Ziemia kłamstw Anne B. Ragde 7,3
ocenił(a) na 436 tyg. temu Mam bardzo poważny problem z tą książką. Otóż polega on na tym, że cała historia bardzo mnie zaciekawiła, a przede wszystkim polubiłam jedną z bohaterek - Torunn i z jednej strony bardzo chciałabym przeczytać kolejne części, ale z drugiej autorka zrobiła bardzo dużo, żeby mi to obrzydzić.
Tak zmarnowanego potencjału, to ja dawno nie widziałam!!!!
Po pierwsze, co to za chora, wypaczona, prymitywna maniera u współczesnych "pisarzy", że koniecznie muszą dodać coś o kupach, krwi, trupach i bzykaniu? Seks, przemoc, makabra - to jakaś nowa triada we współczesnych książkach.
Pisarka umiejętnie obrzydziła mnie już w pierwszym rozdziale, gdzie opisała ciało samobójcy, ze wszystkimi ZBĘDNYMI szczegółami. Czy osoba czytająca powieść obyczajową naprawdę chce wiedzieć, że nieboszczyk robi pod siebie? Zamiast informacji na temat Margido dostajemy opis żałoby, a także ciekawostki w stylu, że aby ciało nie ubrudziło trumny, to wtyka mu się bawełniany korek w tyłek.
Z resztą, gdybym miała podsumować "fabułę", to powiedziałabym, że ogólnie ta książka była o trupach, chorych staruszkach leżących w szpitalu, o skutkach wylewu, żałobach, rozpaczach i pogrzebach. Kto normalnie pisze takie rzeczy???
Ale drugi rozdział jest nie lepszy - tu z kolei dostajemy opisy miziania dwóch gejów. Już w przypadku par hetero byłyby one dla mnie nudne i z lekka niesmaczne, więc tym bardziej czytanie o dwóch chłopach zabawiających się w wannie, czy przygryzająch sobie uszy było dla mnie powiedzmy "takie se". Na dokładkę ten rozdział (i ten wątek) był ekstremalnie nudny, więc przeskakiwałam większość tekstu.
Trzeci rozdział wreszcie był o rodzinie i nie przeszkadzały mi opisy trzody chlewnej, ale autorka nie byłaby sobą, jakby nie dodała coś o trupkach i flakach, więc po którejś tam stronie dosłownie zaczęłam zastanawiać się czy Anne Ragde nie ma aby czasem jakiś problemów emocjonalnych...

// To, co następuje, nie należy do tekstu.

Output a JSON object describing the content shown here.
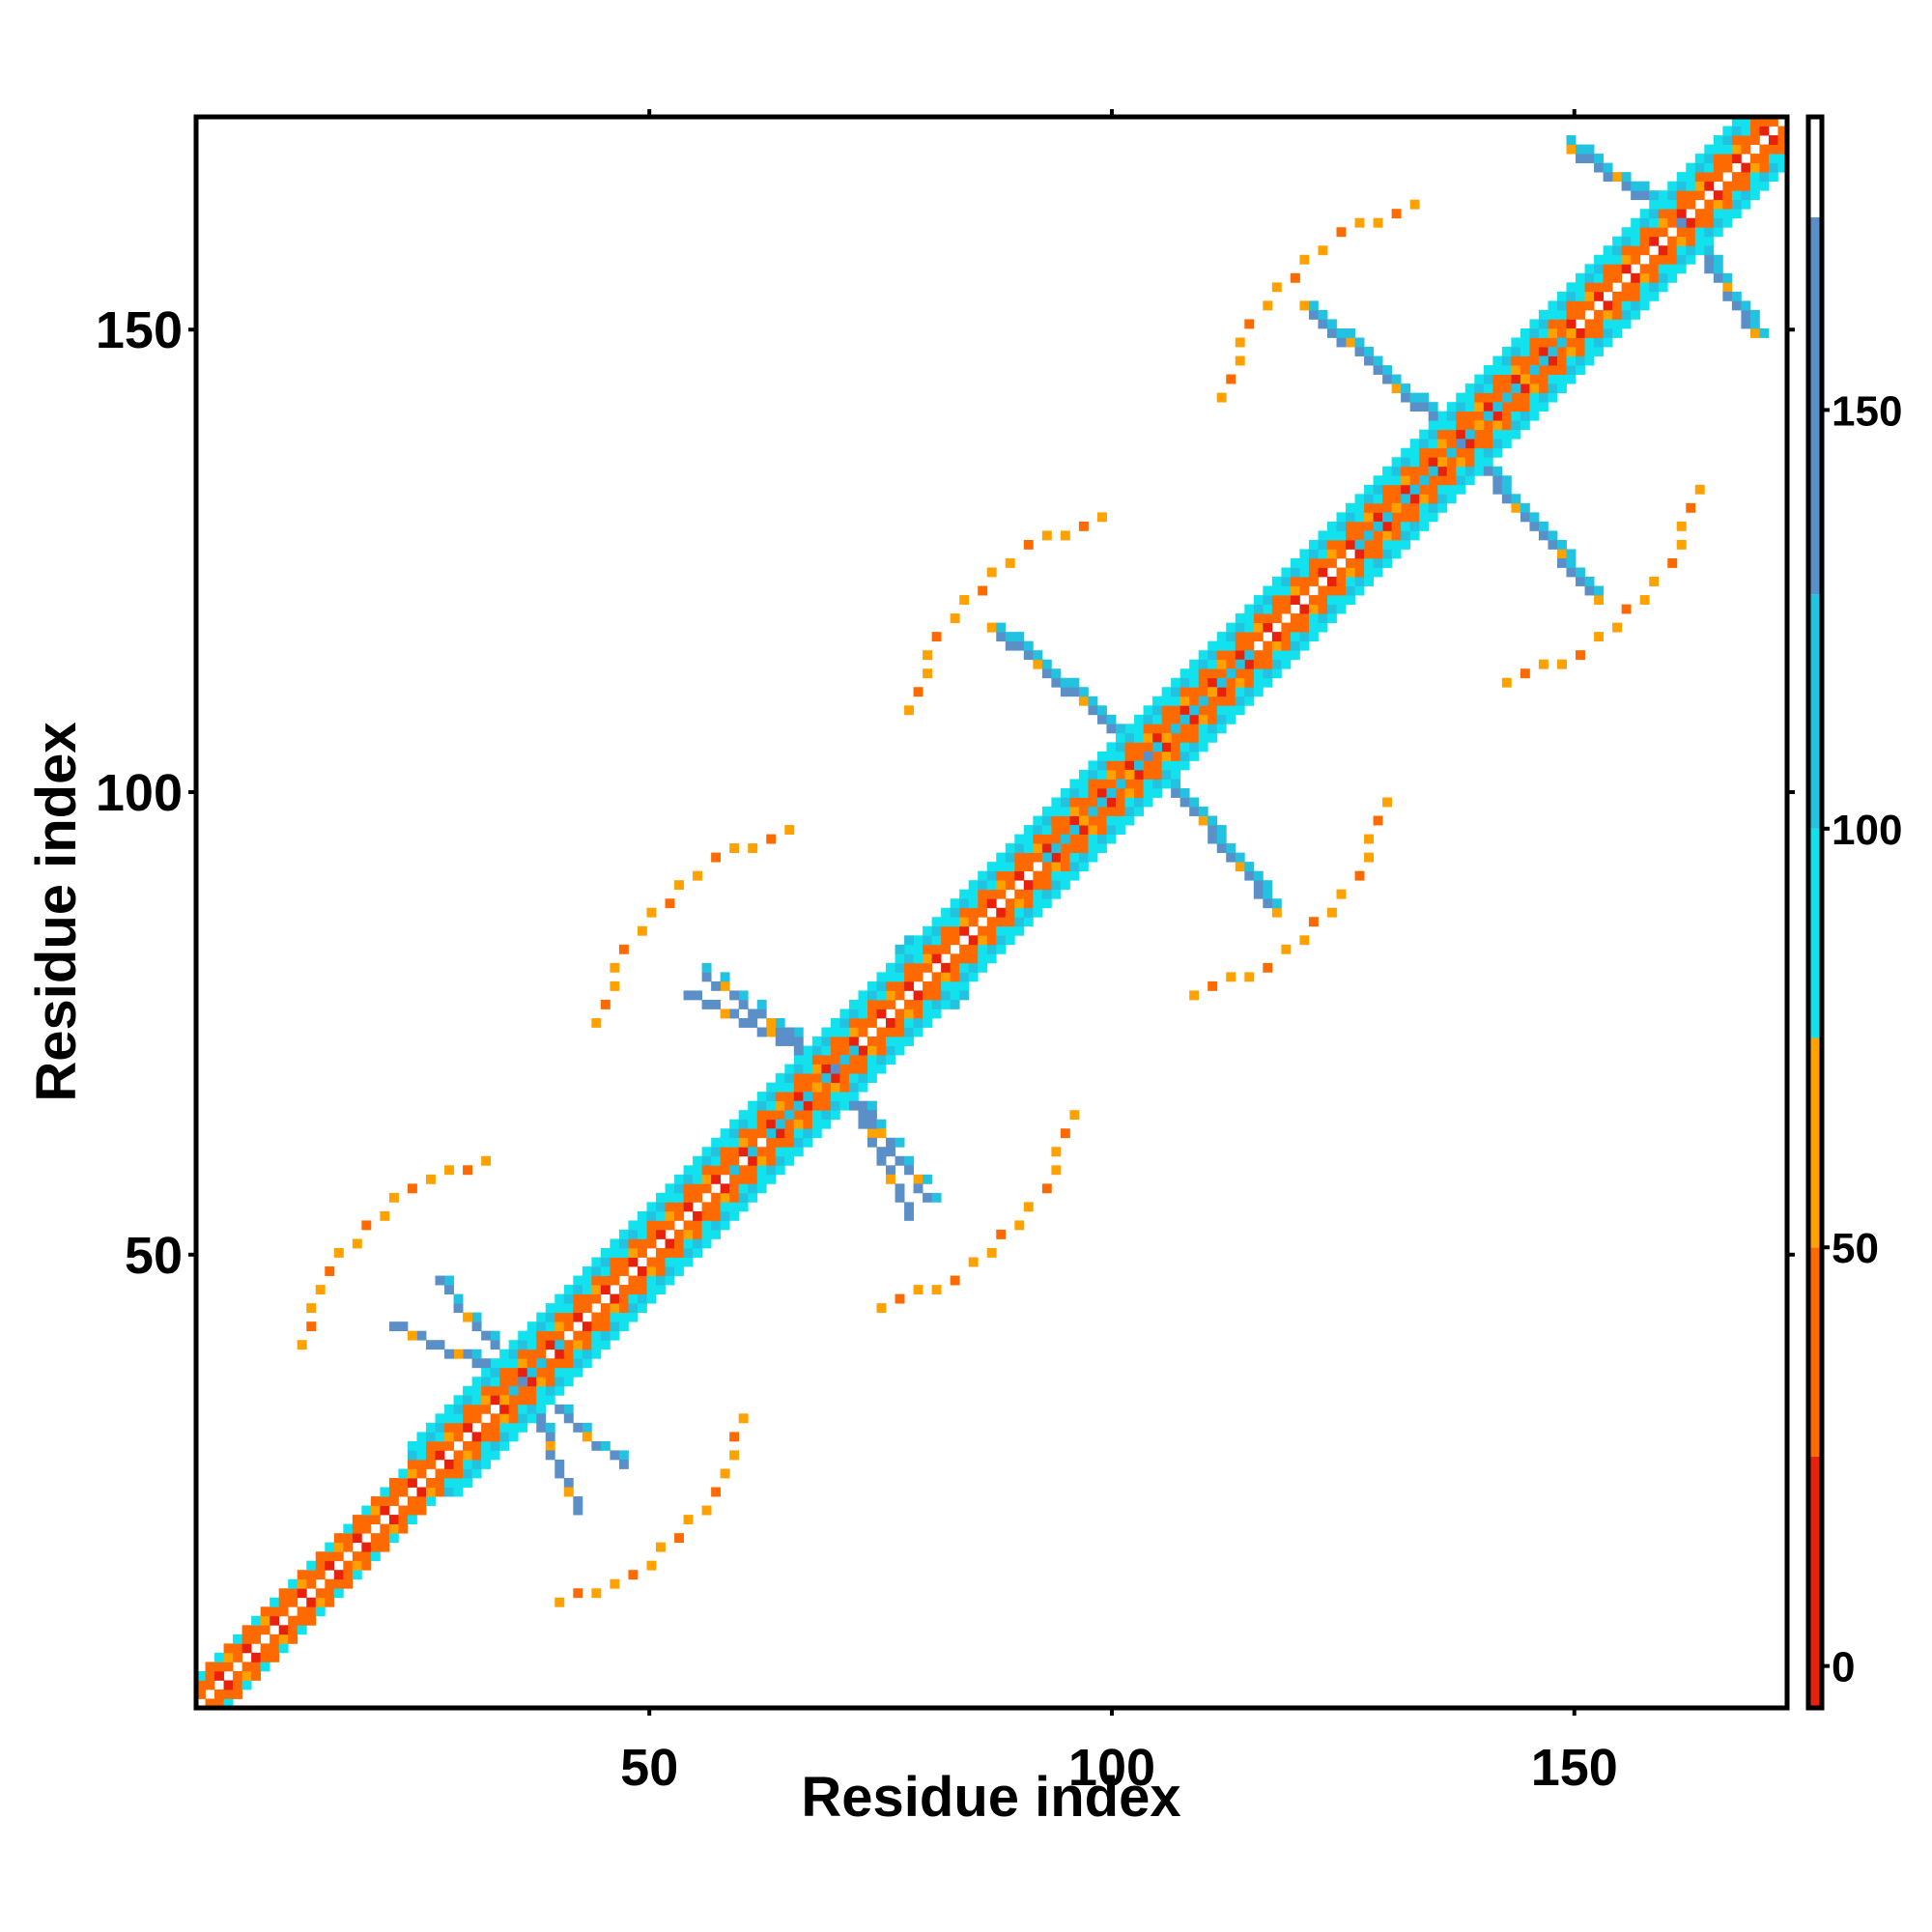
{
  "chart_data": {
    "type": "heatmap",
    "title": "",
    "xlabel": "Residue index",
    "ylabel": "Residue index",
    "xlim": [
      1,
      173
    ],
    "ylim": [
      1,
      173
    ],
    "xticks": [
      50,
      100,
      150
    ],
    "yticks": [
      50,
      100,
      150
    ],
    "colorbar": {
      "ticks": [
        0,
        50,
        100,
        150
      ],
      "range": [
        -5,
        185
      ],
      "bands": [
        {
          "from": -5,
          "to": 25,
          "color": "#e8210c"
        },
        {
          "from": 25,
          "to": 50,
          "color": "#ff6a00"
        },
        {
          "from": 50,
          "to": 75,
          "color": "#ffa200"
        },
        {
          "from": 75,
          "to": 100,
          "color": "#12e2ee"
        },
        {
          "from": 100,
          "to": 128,
          "color": "#22c2e0"
        },
        {
          "from": 128,
          "to": 173,
          "color": "#5a8fc8"
        },
        {
          "from": 173,
          "to": 185,
          "color": "#ffffff"
        }
      ]
    },
    "diagonal_band_halfwidth": 5,
    "symmetric": true,
    "off_diagonal_motifs": [
      {
        "center": [
          36,
          36
        ],
        "arms": [
          {
            "from": [
              36,
              36
            ],
            "to": [
              22,
              42
            ],
            "color": "#5a8fc8"
          },
          {
            "from": [
              36,
              36
            ],
            "to": [
              47,
              27
            ],
            "color": "#5a8fc8"
          },
          {
            "from": [
              36,
              36
            ],
            "to": [
              44,
              48
            ],
            "color": "#22c2e0"
          },
          {
            "from": [
              36,
              36
            ],
            "to": [
              26,
              24
            ],
            "color": "#22c2e0"
          }
        ],
        "arcs": [
          {
            "center": [
              36,
              36
            ],
            "radius": 24,
            "from_deg": 100,
            "to_deg": 170,
            "color": "#ffa200"
          },
          {
            "center": [
              36,
              36
            ],
            "radius": 24,
            "from_deg": 280,
            "to_deg": 350,
            "color": "#12e2ee"
          }
        ]
      },
      {
        "center": [
          70,
          70
        ],
        "arms": [
          {
            "from": [
              70,
              70
            ],
            "to": [
              54,
              78
            ],
            "color": "#5a8fc8"
          },
          {
            "from": [
              70,
              70
            ],
            "to": [
              80,
              56
            ],
            "color": "#5a8fc8"
          },
          {
            "from": [
              70,
              70
            ],
            "to": [
              78,
              84
            ],
            "color": "#22c2e0"
          },
          {
            "from": [
              70,
              70
            ],
            "to": [
              57,
              58
            ],
            "color": "#22c2e0"
          }
        ],
        "arcs": [
          {
            "center": [
              70,
              70
            ],
            "radius": 26,
            "from_deg": 100,
            "to_deg": 170,
            "color": "#ffa200"
          },
          {
            "center": [
              70,
              70
            ],
            "radius": 26,
            "from_deg": 280,
            "to_deg": 350,
            "color": "#12e2ee"
          }
        ]
      },
      {
        "center": [
          104,
          104
        ],
        "arms": [
          {
            "from": [
              104,
              104
            ],
            "to": [
              87,
              118
            ],
            "color": "#5a8fc8"
          },
          {
            "from": [
              104,
              104
            ],
            "to": [
              118,
              87
            ],
            "color": "#5a8fc8"
          },
          {
            "from": [
              104,
              104
            ],
            "to": [
              115,
              115
            ],
            "color": "#22c2e0"
          },
          {
            "from": [
              104,
              104
            ],
            "to": [
              93,
              93
            ],
            "color": "#22c2e0"
          }
        ],
        "arcs": [
          {
            "center": [
              104,
              104
            ],
            "radius": 26,
            "from_deg": 100,
            "to_deg": 170,
            "color": "#ffa200"
          },
          {
            "center": [
              104,
              104
            ],
            "radius": 26,
            "from_deg": 280,
            "to_deg": 350,
            "color": "#12e2ee"
          }
        ]
      },
      {
        "center": [
          138,
          138
        ],
        "arms": [
          {
            "from": [
              138,
              138
            ],
            "to": [
              121,
              153
            ],
            "color": "#5a8fc8"
          },
          {
            "from": [
              138,
              138
            ],
            "to": [
              153,
              121
            ],
            "color": "#5a8fc8"
          },
          {
            "from": [
              138,
              138
            ],
            "to": [
              150,
              150
            ],
            "color": "#22c2e0"
          },
          {
            "from": [
              138,
              138
            ],
            "to": [
              127,
              127
            ],
            "color": "#22c2e0"
          }
        ],
        "arcs": [
          {
            "center": [
              138,
              138
            ],
            "radius": 26,
            "from_deg": 100,
            "to_deg": 170,
            "color": "#ffa200"
          },
          {
            "center": [
              138,
              138
            ],
            "radius": 26,
            "from_deg": 280,
            "to_deg": 350,
            "color": "#12e2ee"
          }
        ]
      },
      {
        "center": [
          162,
          162
        ],
        "arms": [
          {
            "from": [
              162,
              162
            ],
            "to": [
              150,
              170
            ],
            "color": "#5a8fc8"
          },
          {
            "from": [
              162,
              162
            ],
            "to": [
              170,
              150
            ],
            "color": "#5a8fc8"
          }
        ],
        "arcs": []
      }
    ]
  }
}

Później było niby trochę lepiej, ale tak naprawdę głównie ze względu na Torunn, ewentualnie Tora (też do pewnego momentu) i Margido, bo to ich osobowości interesowały mnie najbardziej.
Co do samego wątku relacji między rodziną, to już w drugim rozdziale stało się dość jasne, że przyczyną rozłąki matki i Erlenda była po prostu jego orientacja. Później znowu było coś na ten temat i trochę pachniało mi to już z lekka lewoskrętną indoktrynacją ze strony autorki, ale dało się wytrzymać.
Kolejna relacja - najstarszego Tora i matki. Tu tez nie trzeba było długo się wczytywać, żeby wyczuć, że ktos tu jest z lekka... syneczkiem dominującej mamusi. W sumie najlepiej podsumowała to matka Torunn, stwierdzając, że Anna Neshov to "wiedźma" (4 rozdział).
Jedyną tajemnicę stanowiły złe relacje z ojcem mężczyzn i dziwne zachowanie Margido.
Zakończenie było, owszem zaskakujące, ale tez trochę naciągane. Wolałabym mniej takich sensacji, a więcej opisów relacji.
Poczytałam też komentarze i opisy o czym są dalsze części sagi i chętnie poczytałabym co tam dalej u Torunn, jej ojca czy oczywiście Margido, ale autorka, jak już wspomniałam, ma jakieś wypaczenie w kierunku makabry i oczywiście musiała zrobić jedna wielką stypę z kolejnych części.
Do tego pewnie znowu będzie o kale, sikach, krwi i tkankach, więc nie wiem czy chcę robić sobie taka krzywdę.
Co ciekawe książka była względnie ciekawa, ale nie była zwyczajnie przyjemna w czytaniu. Czy po to biorę książkę, żeby czytać obrzydliwości i martwić się o kogoś, czy dla jakiejś - jakiejkolwiek formy relaksu?
Coś jest nie tak, a naprawdę szkoda, bo Torunn - super fajna babka! Polubiłam ją i fajnie gdyby cała seria była praktycznie tylko o niej.